Christmas movies and my (mild) obsession with A Christmas Carol
Geoff and I enjoyed watching Red One last night on Amazon Prime. It was an action/myth/fantasy/holiday movie with a lot of laughs and a few warm and fuzzy moments-- including a gruffly fond statement made by Krampus.
What? Yeah-- if you haven't seen it, give it a look. If you have Prime, it's free to watch.
Usually, I have a full schedule of Christmas movies I watch in a pretty regular order, but this year, I'm just not feeling it. Maybe I need some new movies. Last year I didn't, because it didn't feel like Christmas-- we were on hold, for weeks. That's not the same feeling this year, but the result is the same: I'm kind of bored with the old standards. I don't like a lot of contemporary movies-- too much glitz, not enough story, and too much focus on the commercial end of things. I suspect that's why I liked last night's movie-- no shopping, no gift buying, just saving Santa and saving Christmas, and while they were at it, saving a boy's relationship with his father. Add in some really great special effects and some wickedly cool costumes... and yeah, it was a good movie.

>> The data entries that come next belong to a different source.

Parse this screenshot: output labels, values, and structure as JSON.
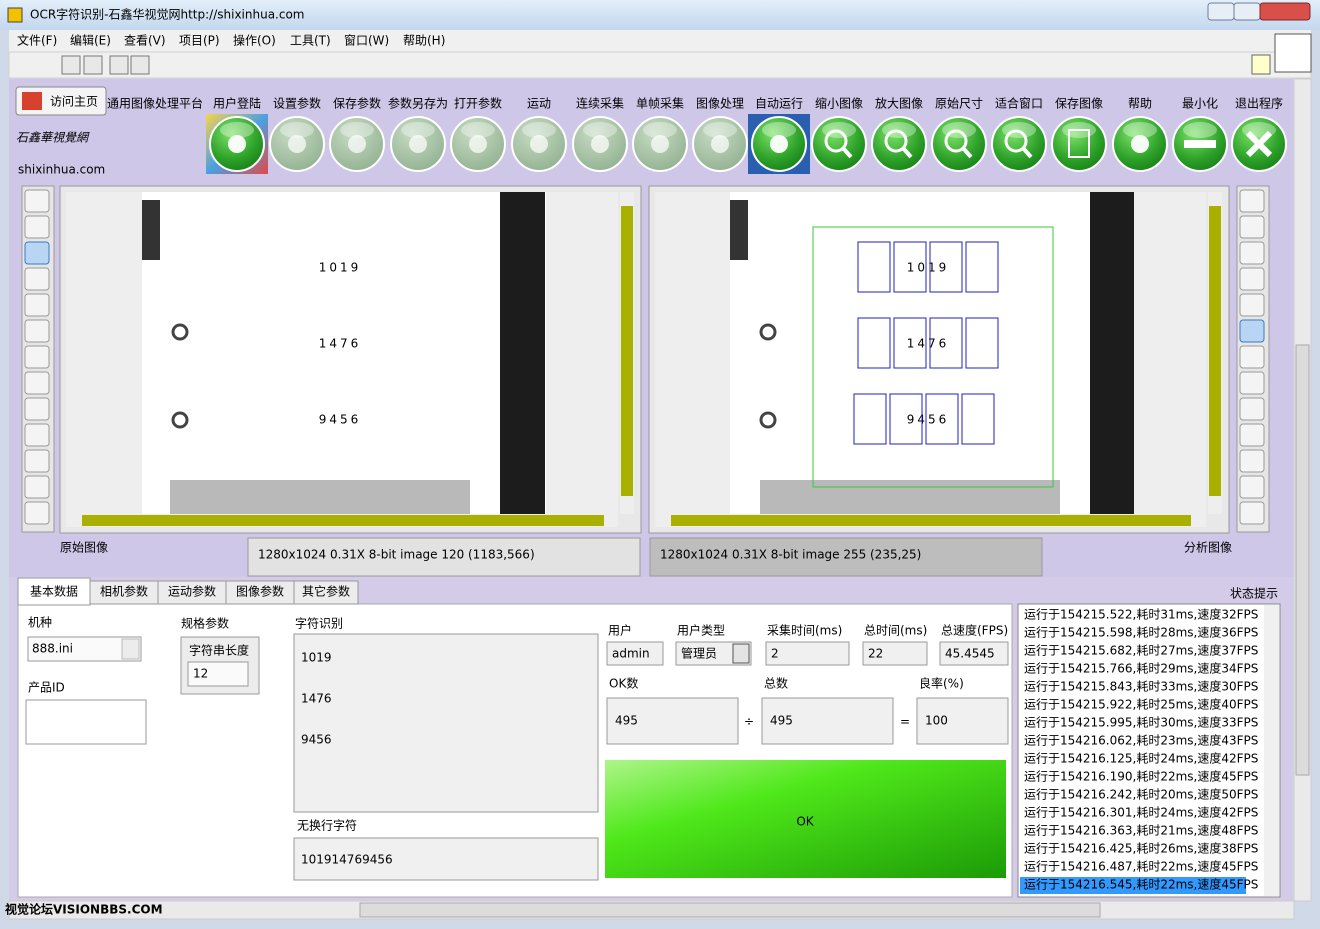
{
  "window": {
    "title": "OCR字符识别-石鑫华视觉网http://shixinhua.com"
  },
  "menu": [
    "文件(F)",
    "编辑(E)",
    "查看(V)",
    "项目(P)",
    "操作(O)",
    "工具(T)",
    "窗口(W)",
    "帮助(H)"
  ],
  "home_button": "访问主页",
  "toolbar": [
    "通用图像处理平台",
    "用户登陆",
    "设置参数",
    "保存参数",
    "参数另存为",
    "打开参数",
    "运动",
    "连续采集",
    "单帧采集",
    "图像处理",
    "自动运行",
    "缩小图像",
    "放大图像",
    "原始尺寸",
    "适合窗口",
    "保存图像",
    "帮助",
    "最小化",
    "退出程序"
  ],
  "logo": {
    "chinese": "石鑫華視覺網",
    "domain": "shixinhua.com"
  },
  "images": {
    "left": {
      "label": "原始图像",
      "digits": [
        "1019",
        "1476",
        "9456"
      ],
      "info": "1280x1024 0.31X 8-bit image 120",
      "coords": "(1183,566)"
    },
    "right": {
      "label": "分析图像",
      "digits": [
        "1019",
        "1476",
        "9456"
      ],
      "info": "1280x1024 0.31X 8-bit image 255",
      "coords": "(235,25)"
    }
  },
  "tabs": [
    "基本数据",
    "相机参数",
    "运动参数",
    "图像参数",
    "其它参数"
  ],
  "basic": {
    "model_label": "机种",
    "model_value": "888.ini",
    "spec_label": "规格参数",
    "length_label": "字符串长度",
    "length_value": "12",
    "product_id_label": "产品ID",
    "ocr_label": "字符识别",
    "ocr_lines": [
      "1019",
      "1476",
      "9456"
    ],
    "flat_label": "无换行字符",
    "flat_value": "101914769456",
    "user_label": "用户",
    "user_value": "admin",
    "user_type_label": "用户类型",
    "user_type_value": "管理员",
    "acq_label": "采集时间(ms)",
    "acq_value": "2",
    "total_time_label": "总时间(ms)",
    "total_time_value": "22",
    "fps_label": "总速度(FPS)",
    "fps_value": "45.4545",
    "ok_count_label": "OK数",
    "ok_count_value": "495",
    "divide": "÷",
    "total_label": "总数",
    "total_value": "495",
    "equals": "=",
    "yield_label": "良率(%)",
    "yield_value": "100",
    "result": "OK"
  },
  "status": {
    "title": "状态提示",
    "log": [
      "运行于154215.522,耗时31ms,速度32FPS",
      "运行于154215.598,耗时28ms,速度36FPS",
      "运行于154215.682,耗时27ms,速度37FPS",
      "运行于154215.766,耗时29ms,速度34FPS",
      "运行于154215.843,耗时33ms,速度30FPS",
      "运行于154215.922,耗时25ms,速度40FPS",
      "运行于154215.995,耗时30ms,速度33FPS",
      "运行于154216.062,耗时23ms,速度43FPS",
      "运行于154216.125,耗时24ms,速度42FPS",
      "运行于154216.190,耗时22ms,速度45FPS",
      "运行于154216.242,耗时20ms,速度50FPS",
      "运行于154216.301,耗时24ms,速度42FPS",
      "运行于154216.363,耗时21ms,速度48FPS",
      "运行于154216.425,耗时26ms,速度38FPS",
      "运行于154216.487,耗时22ms,速度45FPS",
      "运行于154216.545,耗时22ms,速度45FPS"
    ]
  },
  "watermark": "视觉论坛VISIONBBS.COM"
}
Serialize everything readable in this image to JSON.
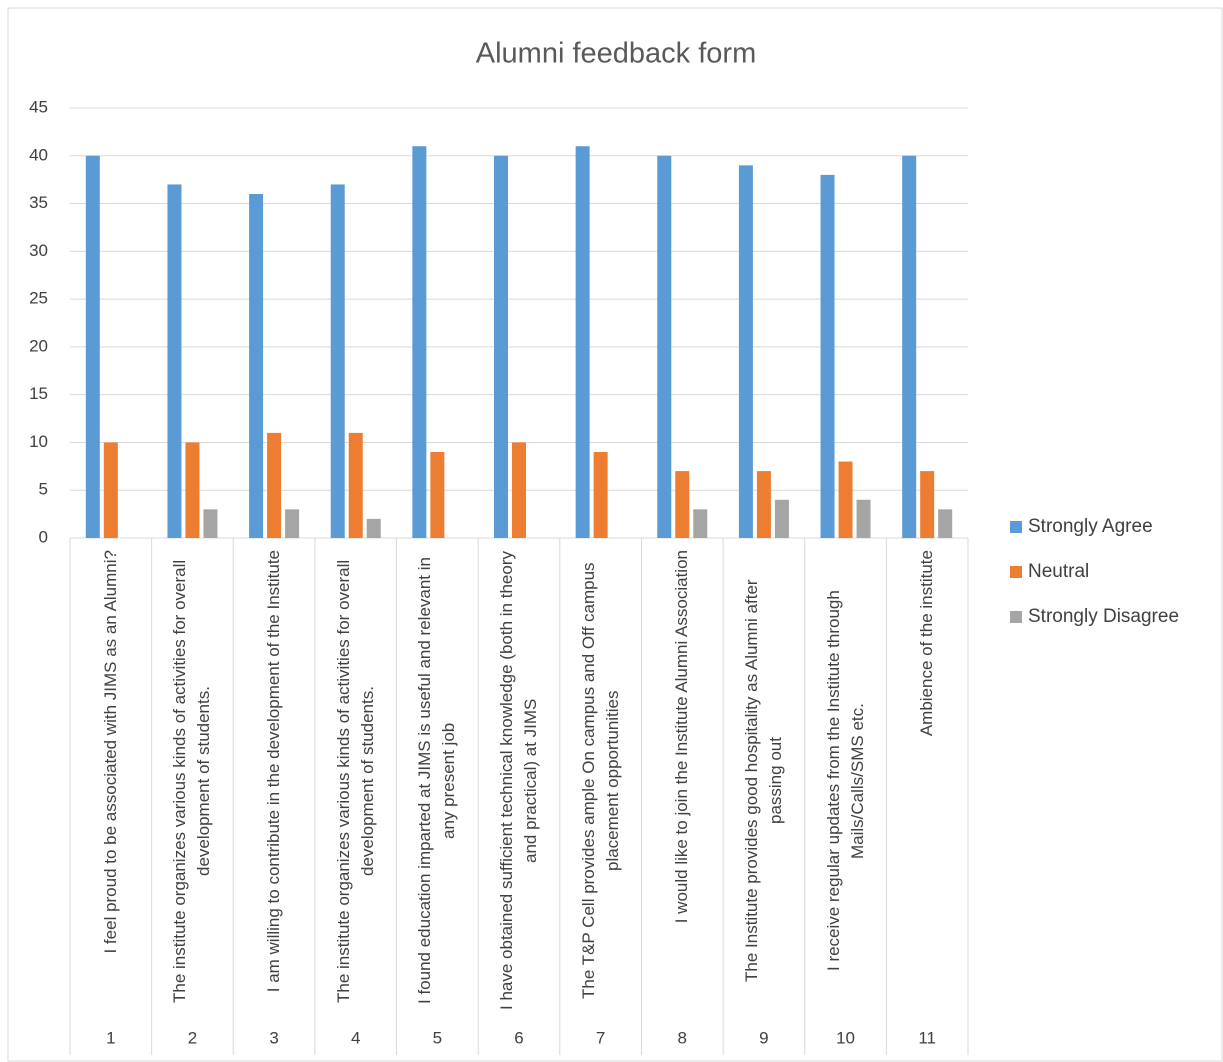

That's not to say I won't be watching some of my favorites, but not as many as I used to. I used to watch my way through all the versions of A Christmas Carol; some are musical, some a little silly, but most of them are pretty good. Except that animated Jim Carrey debacle-- that one flat-out stinks, imho. (The same level of stinkage that they brought to the animated version of Beowulf-- it was awful.). I'm pretty particular, and I have pros/cons to say about most efforts: I love the Muppets one, I like most of the George C. Scott version, I don't mind singing along with the Albert Finney one. I didn't really like the one with Susan Lucci, and I was okay with the Kelsey Grammer one. I don't mind the Bill Murray version. I own the Rankin and Bass version of The Stingiest Man in Town, mostly for the music. I even have the Mr. Magoo animated one. The one I love? Patrick Stewart's beautiful rendition; it is really faithful to the text, and he is an amazing actor. I used to listen to the tape I had of his one-man show, and then the film came out. My students will be watching that one.
I guess I have a small obsession? Maybe. Ultimately, though, I love the idea of redemption for the main character. I really just wish that the story was not fiction, at least, not the method of conversion that Scrooge undergoes. There are just so many people hurting and planning to hurt those who are already struggling-- such unfairness, such mean-spiritedness, such evil is beyond my ability to understand it:
Oh! But he was a tight-fisted hand at the grindstone, Scrooge! A squeezing, wrenching, grasping, scraping, clutching, covetous old sinner! Hard and sharp as flint, from which no steel had ever struck out generous fire; secret and self contained and solitary as an oyster. The cold within him froze his old features, nipped his pointed nose, shrivelled his cheek, stiffened his gait; made his eyes red, his thin lips blue; and spoke out shrewdly in his grating voice. A frosty rime was on his head, and on his eyebrows, and his wiry chin. He carried his own low temperature always about him; he iced his office in the dogdays; and didn't thaw it one degree at Christmas.
I could start naming names, people I'd like to nominate for a proper ghost-intervention. I suppose you would have much the same list.
Have a good day, and keep an eye on the people who feel forgotten. There are so many.